Creativity to Save the Human Race!

The doomsday story of the creation of a generation of robots who turn around and destroy the human race has been told many times, but, as I read recently, the lecturer and author Yuval Noah Harari fears a more numbing existential threat – that it is our fate to become totally useless.

Harari is following up his 2014 success, ‘Sapiens: A Brief History of Humankind’, with ‘Homo Deus: A Brief History of Tomorrow’.

School-ExamsPut simply, the premise is that the cliché of not being able to predict what skills current generations entering education will need when they leave, reaches it’s logical conclusion. No-one studies anything relevant, and everyone enters the workplace completely useless as Artificial Intelligence gets smarter and smarter. He says, “Children alive today will face the consequences. Most of what people learn in school or in college will probably be irrelevant by the time they are 40 or 50. If they want to continue to have a job, and to understand the world, and be relevant to what is happening, people will have to reinvent themselves again and again, and faster and faster.”

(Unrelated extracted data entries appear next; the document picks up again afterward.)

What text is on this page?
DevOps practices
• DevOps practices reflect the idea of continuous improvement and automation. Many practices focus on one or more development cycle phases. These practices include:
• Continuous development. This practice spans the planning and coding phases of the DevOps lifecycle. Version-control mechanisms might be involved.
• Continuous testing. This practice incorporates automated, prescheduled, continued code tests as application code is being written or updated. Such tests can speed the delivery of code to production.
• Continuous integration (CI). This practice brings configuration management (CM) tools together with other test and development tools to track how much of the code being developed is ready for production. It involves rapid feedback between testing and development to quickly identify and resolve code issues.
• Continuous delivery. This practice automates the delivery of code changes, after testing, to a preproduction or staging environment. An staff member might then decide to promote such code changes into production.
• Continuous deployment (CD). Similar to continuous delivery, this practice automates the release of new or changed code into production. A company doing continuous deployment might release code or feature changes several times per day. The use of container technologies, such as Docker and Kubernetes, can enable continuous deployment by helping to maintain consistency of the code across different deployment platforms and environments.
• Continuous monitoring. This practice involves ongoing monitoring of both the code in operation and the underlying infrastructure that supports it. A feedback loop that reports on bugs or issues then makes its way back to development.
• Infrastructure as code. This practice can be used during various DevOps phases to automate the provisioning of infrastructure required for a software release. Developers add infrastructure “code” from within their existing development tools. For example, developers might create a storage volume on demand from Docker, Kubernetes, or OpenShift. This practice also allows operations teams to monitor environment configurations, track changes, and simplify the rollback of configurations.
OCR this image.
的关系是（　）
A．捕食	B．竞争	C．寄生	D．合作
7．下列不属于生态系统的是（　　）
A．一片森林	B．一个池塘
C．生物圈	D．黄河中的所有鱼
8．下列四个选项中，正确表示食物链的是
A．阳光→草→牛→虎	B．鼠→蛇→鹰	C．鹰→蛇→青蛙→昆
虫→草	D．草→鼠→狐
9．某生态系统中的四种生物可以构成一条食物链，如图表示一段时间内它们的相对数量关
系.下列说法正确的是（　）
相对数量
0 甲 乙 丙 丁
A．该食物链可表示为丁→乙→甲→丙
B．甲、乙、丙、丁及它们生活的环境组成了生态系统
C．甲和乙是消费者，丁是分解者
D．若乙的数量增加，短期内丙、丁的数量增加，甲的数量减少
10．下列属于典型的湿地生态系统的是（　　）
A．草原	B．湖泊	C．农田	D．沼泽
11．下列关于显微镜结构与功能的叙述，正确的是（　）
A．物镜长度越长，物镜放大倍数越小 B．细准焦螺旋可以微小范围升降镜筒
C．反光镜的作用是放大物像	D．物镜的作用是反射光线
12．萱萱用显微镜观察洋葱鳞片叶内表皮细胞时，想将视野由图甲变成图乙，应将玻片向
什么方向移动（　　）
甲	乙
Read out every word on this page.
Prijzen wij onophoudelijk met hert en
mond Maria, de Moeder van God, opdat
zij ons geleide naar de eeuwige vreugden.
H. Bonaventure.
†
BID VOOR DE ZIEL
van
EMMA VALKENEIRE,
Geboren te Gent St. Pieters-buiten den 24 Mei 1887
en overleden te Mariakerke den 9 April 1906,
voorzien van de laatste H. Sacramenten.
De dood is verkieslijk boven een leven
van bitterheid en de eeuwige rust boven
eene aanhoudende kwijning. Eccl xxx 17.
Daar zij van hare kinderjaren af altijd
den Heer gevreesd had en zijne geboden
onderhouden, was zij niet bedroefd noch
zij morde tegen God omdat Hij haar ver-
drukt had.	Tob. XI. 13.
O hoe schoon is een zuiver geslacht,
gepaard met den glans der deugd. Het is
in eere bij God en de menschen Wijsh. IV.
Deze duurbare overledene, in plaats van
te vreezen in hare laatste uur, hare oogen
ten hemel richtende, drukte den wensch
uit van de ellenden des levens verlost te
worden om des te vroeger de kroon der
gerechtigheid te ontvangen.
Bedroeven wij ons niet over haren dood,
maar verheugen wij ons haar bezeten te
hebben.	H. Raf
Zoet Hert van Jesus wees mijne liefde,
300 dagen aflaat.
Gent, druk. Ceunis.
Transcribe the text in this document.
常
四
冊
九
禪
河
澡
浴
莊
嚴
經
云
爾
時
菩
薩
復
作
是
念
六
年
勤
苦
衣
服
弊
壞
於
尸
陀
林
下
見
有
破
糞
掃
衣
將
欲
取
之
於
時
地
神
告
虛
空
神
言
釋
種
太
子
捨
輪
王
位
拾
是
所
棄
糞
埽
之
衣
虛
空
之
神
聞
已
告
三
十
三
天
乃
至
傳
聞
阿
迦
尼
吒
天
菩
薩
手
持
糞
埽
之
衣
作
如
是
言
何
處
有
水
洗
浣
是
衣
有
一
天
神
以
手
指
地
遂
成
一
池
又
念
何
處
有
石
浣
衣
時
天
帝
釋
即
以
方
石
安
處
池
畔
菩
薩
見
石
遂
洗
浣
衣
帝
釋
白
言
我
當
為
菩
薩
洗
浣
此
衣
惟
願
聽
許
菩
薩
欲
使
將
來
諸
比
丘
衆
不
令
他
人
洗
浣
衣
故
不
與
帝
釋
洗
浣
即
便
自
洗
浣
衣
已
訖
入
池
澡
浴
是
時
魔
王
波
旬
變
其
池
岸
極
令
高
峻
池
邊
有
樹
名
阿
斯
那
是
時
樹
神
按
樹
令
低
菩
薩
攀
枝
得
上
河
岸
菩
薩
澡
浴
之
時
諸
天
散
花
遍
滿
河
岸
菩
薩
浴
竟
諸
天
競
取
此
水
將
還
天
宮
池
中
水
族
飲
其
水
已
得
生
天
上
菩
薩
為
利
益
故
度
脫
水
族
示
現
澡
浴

Harari thinks that humans have two kinds of ability that make us of use; physical ones and cognitive ones – whereas robots need only to be able to do the required task well.

I would go further and say that what really makes special (useful?) is our creativity. . . there is no reinvention, or indeed invention, without it.

Those of us who believe in the power of creativity, and it’s value in our education system will see Harari’s scary viewpoint as nothing new – but our ability to change, to shift, to meet this inexorable development is almost embarrassingly slow.robot teacher SS

Many of us are doing our best to encourage our children and young people to think creatively; to play with and without purpose; to make real their own ideas, no matter how unusual they may be, and we need all the help we can get to convince those who lay down the law that our way is more important than box ticking.

Harari argues that development of A.I.
should be on the political agenda and not left to scientists and private corporations who,   ” . . . don’t necessarily have the vision and the legitimacy to decide the future course of humankind.” And that although the state will probably be able to provide for the people, “What might be far more difficult is to provide people with meaning, a reason to get up in the morning.”

So I hope that the prospect that we may need creativity to save the human race might ruffle sufficient feathers to swing the educational behemoth a little further round to our way of thinking  . . . before it’s too late!!